In Mallery’s thriller, a doctor at a psychiatric hospital is desperate to help his dying wife.
Mallery’s latest thriller centers on Jack Temple, a doctor at St. Vincent’s Psychiatric Hospital, where he and his assistant Lillian Anderson are working on developing Kyronane, the star product of Ryker Pharmaceuticals. The drug seems very promising in treating certain personality disorders at St. Vincent’s, and the true indicator of its worth is its effect on a vicious murderer named Edmund Lewis Lasker. “If Kyronane worked on him,” Dr. Temple thinks, “it would work on anyone.” Temple is distracted at work when his wife, Wendy, appears to suffer a cerebral hemorrhage. Wendy, who had been “a blur of color, a streak of energy, a dervish,” is suddenly an invalid on the brink of death. When Temple mentions to Anderson the research of Dr. Benjamin Libet (who theorized that since nerves are firing about an action before someone actually does it, the subconscious must be governing some of that nerve activity), the stage is set to involve a mental patient named Cassia and an ultimate confrontation with Lasker. Theoretically, the doctors can test the drug on Lasker but prevent him from actually acting upon any evil intent.
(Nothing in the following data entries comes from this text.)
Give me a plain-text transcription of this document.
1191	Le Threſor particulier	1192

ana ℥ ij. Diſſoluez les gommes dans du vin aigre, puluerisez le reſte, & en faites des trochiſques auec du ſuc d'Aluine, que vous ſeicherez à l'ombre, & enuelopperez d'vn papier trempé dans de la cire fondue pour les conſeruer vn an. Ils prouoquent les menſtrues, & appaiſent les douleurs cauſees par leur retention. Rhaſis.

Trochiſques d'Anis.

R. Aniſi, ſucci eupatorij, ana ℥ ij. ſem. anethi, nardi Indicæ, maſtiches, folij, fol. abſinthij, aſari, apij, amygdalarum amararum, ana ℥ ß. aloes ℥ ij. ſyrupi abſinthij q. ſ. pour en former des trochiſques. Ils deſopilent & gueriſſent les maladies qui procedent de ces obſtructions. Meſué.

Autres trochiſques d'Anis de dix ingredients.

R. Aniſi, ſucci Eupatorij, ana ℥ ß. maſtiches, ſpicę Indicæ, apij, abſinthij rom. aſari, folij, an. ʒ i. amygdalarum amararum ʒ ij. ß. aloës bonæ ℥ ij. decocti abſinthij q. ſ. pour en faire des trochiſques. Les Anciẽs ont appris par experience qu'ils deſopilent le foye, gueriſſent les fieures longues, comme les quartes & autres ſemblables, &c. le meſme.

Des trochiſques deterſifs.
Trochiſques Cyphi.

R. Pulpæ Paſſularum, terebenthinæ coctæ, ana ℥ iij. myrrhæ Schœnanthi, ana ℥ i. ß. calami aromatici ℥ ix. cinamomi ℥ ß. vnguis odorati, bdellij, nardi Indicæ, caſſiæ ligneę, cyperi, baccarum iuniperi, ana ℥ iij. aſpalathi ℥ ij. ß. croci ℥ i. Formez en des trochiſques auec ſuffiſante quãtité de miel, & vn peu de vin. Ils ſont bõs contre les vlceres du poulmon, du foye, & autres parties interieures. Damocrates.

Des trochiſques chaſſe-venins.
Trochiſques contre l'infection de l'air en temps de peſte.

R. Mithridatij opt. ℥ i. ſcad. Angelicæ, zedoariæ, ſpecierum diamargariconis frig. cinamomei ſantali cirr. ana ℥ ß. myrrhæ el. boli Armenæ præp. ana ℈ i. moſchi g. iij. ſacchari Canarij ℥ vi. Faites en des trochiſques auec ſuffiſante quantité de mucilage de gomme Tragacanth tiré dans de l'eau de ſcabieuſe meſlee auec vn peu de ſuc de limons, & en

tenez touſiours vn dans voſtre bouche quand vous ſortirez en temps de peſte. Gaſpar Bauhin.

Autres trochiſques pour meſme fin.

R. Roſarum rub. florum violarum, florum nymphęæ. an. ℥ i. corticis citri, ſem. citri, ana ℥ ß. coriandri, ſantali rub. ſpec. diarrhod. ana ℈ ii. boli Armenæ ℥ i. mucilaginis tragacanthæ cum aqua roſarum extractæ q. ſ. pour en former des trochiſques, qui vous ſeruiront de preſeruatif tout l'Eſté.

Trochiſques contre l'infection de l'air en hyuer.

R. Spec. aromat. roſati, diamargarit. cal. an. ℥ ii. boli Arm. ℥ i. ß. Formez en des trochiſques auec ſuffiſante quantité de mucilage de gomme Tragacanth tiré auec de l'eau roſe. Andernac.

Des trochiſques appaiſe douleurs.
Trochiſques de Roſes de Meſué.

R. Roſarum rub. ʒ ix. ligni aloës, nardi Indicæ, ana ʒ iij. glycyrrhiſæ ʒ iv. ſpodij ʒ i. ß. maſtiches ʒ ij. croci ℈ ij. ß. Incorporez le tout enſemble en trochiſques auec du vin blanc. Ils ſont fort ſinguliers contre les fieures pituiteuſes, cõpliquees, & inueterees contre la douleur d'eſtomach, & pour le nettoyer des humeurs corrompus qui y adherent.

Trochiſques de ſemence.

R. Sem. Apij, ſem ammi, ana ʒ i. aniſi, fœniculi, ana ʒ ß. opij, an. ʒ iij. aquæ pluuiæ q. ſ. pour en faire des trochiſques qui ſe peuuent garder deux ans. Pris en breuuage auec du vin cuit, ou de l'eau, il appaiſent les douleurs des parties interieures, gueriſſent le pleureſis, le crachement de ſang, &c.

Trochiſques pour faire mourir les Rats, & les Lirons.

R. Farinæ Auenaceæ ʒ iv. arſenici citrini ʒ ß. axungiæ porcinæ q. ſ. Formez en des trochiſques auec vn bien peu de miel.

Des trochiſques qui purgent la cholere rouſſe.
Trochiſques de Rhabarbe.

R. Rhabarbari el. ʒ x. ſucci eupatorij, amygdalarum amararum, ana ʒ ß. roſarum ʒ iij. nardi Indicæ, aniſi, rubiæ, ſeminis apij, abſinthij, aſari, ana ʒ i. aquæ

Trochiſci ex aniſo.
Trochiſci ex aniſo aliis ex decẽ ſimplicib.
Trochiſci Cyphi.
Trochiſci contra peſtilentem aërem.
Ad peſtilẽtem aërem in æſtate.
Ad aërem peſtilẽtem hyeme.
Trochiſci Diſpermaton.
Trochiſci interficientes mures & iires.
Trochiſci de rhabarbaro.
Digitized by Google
Mallery weaves the multiple strands of his plot together with practiced skill, moving each chapter along at a brisk pace that usually accelerates in a moment of suspense. The book’s most serious defect is one that’s endemic to thrillers in general: The characters tend to be poorly fleshed out, except for Dr. Temple and his wife, who are bound by a deep love. And Mallery’s mastery of pacing will keep readers hooked right to the surprise ending.
An effective, thought-provoking medical thriller.